At Canopy Art Centre in Cairns we meet Glen Mackie, who retells the myths and legends of Yam Island in the Torres Strait, where he was born and raised, through vinyl cut prints. He says the island is known for warfare, dugong and turtle hunting and collecting shells.
“My grandfather taught me the carving design,” Mackie says. “He used to draw the designs in the sand when I was in primary school, and in high school he showed me how to carve on wood. Every design means something. This means crocodile, this is shark,” he continues, pointing to his works. “I use [those] designs because they’re my parents’ totems. I also make my own designs.”
Mackie moved to the mainland 15 years ago. “My Dad has a crayfish factory and store, but it wasn’t for me,” he says. “I’m the only artist from Yam Island and I saw it as my duty to educate people and tell them the story of where I’m from.”

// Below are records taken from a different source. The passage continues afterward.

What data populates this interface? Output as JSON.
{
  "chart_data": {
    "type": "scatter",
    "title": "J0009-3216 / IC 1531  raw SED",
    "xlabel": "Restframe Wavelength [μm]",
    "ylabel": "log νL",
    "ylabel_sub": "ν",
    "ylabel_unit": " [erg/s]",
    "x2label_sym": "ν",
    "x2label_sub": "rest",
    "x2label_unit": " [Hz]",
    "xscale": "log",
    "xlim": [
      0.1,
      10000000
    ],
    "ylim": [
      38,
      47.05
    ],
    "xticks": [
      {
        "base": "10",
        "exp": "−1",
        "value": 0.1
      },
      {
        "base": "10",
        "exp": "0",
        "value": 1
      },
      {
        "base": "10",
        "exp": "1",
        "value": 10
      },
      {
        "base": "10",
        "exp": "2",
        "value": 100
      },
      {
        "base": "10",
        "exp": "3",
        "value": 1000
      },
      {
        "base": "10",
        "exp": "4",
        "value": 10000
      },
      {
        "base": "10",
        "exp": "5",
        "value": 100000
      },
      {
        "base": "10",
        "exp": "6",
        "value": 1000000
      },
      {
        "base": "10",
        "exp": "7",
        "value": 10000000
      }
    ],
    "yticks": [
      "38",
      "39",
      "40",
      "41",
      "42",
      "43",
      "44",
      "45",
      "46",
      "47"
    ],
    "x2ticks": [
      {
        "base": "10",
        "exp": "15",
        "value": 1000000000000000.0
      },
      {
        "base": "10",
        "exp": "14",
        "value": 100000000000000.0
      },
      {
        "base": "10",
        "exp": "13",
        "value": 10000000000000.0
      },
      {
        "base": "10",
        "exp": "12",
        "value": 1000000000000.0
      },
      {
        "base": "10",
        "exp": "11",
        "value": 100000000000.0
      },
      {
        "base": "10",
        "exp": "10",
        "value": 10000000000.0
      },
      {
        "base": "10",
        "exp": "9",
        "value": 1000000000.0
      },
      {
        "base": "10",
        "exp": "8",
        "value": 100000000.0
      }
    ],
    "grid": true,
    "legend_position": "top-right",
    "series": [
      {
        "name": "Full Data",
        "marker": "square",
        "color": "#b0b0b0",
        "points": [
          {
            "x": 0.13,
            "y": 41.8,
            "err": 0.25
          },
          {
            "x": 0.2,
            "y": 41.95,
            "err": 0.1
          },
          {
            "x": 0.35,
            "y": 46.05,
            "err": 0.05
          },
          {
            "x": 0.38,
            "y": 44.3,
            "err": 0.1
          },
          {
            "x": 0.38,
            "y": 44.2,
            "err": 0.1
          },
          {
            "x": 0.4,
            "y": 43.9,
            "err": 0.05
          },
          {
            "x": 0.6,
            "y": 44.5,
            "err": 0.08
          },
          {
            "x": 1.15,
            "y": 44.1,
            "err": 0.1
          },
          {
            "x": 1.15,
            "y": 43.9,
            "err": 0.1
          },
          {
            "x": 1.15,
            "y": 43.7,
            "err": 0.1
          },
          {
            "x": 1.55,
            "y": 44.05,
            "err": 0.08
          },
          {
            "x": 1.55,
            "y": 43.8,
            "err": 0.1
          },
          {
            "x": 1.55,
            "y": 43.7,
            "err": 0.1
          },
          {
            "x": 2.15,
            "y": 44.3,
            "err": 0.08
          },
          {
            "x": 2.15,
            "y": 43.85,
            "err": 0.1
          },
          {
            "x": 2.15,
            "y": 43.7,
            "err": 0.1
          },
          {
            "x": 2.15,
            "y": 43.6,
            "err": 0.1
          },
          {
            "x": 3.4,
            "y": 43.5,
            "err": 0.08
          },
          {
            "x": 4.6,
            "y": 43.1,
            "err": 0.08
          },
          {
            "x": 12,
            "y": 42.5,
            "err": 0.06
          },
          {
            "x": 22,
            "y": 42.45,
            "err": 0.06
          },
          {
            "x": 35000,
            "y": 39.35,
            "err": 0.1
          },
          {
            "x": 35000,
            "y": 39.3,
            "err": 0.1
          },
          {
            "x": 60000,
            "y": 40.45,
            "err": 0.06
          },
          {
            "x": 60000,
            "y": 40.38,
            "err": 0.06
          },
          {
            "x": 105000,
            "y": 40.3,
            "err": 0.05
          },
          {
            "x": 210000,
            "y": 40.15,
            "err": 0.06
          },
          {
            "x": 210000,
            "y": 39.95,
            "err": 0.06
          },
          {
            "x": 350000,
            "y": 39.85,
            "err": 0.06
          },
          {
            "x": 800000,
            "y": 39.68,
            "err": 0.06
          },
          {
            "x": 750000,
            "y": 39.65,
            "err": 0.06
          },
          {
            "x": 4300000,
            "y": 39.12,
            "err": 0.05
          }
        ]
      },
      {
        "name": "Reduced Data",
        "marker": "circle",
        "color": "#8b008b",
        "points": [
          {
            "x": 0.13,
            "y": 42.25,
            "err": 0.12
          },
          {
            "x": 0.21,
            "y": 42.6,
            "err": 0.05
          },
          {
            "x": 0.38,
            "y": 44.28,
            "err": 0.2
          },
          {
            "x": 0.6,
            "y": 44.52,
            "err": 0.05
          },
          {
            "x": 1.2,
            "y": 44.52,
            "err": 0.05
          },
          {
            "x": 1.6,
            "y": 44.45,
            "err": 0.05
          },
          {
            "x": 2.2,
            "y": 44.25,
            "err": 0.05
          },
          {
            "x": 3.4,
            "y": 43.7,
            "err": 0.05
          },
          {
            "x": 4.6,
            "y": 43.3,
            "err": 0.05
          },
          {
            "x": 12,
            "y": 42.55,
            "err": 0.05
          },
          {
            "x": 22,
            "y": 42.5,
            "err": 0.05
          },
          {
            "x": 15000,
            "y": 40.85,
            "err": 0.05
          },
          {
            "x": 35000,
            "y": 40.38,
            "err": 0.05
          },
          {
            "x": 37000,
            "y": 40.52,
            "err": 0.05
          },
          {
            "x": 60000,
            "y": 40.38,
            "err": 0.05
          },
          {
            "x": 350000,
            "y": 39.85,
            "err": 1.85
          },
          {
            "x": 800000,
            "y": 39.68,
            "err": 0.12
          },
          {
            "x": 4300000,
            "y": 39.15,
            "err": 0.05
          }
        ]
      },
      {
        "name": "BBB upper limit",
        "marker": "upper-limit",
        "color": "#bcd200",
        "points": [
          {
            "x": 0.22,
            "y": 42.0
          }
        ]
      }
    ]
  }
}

His works are now exhibited at the National Gallery of Australia, National Museum of Australia and Queensland Art Gallery in Brisbane and his murals sell for up to $16,000, but he says he doesn’t care about the money.
“I’d rather educate people about my culture.”
DRESSED FOR THE DANCE
Dust swirls as dancers, glistening with sweat, stomp their feet on the dry, brown earth to the banging of clapsticks and drone of the didgeridoo.
Children in traditional costumes, their faces painted with ochre, stand on the side, eyes wide and mouths agape, watching as they await their turn. Elderly ladies, their faces swirled with white, sit on plastic chairs in a row clapping, whistling and laughing raucously as their families perform.
Over three days, dancers young and old from 20 Cape York communities take to the stage to enact their stories at the Laura Aboriginal Dance Festival.
Some wear elaborate headdresses, others simple loincloths, their skin painted with hand-prints. Some perform traditional hunting dances, prancing with spears poised in time to the beat. Others hold their arms out to the side and soar like eagles across the festival ground.
An elder in a bright orange T-shirt emblazoned with the word Hawaii is so moved by the performance she kicks off her shoes and joins in, promptly stealing the show.
Children in the audience mimic the dancers, and it fills me with hope to see indigenous culture being so enthusiastically preserved and passed on to the next generation.
CHECKLIST
Walkabout Cultural Adventures offers small-group, half-day tours for $165 a person or full-day tours for $209 a person, with pick-up from Port Douglas, Mossman and Daintree Village.
Ngadiku Dreamtime Walks at Mossman Gorge depart daily; $68 for adults and $35 for children 5-15 years; mossmangorge.com.au.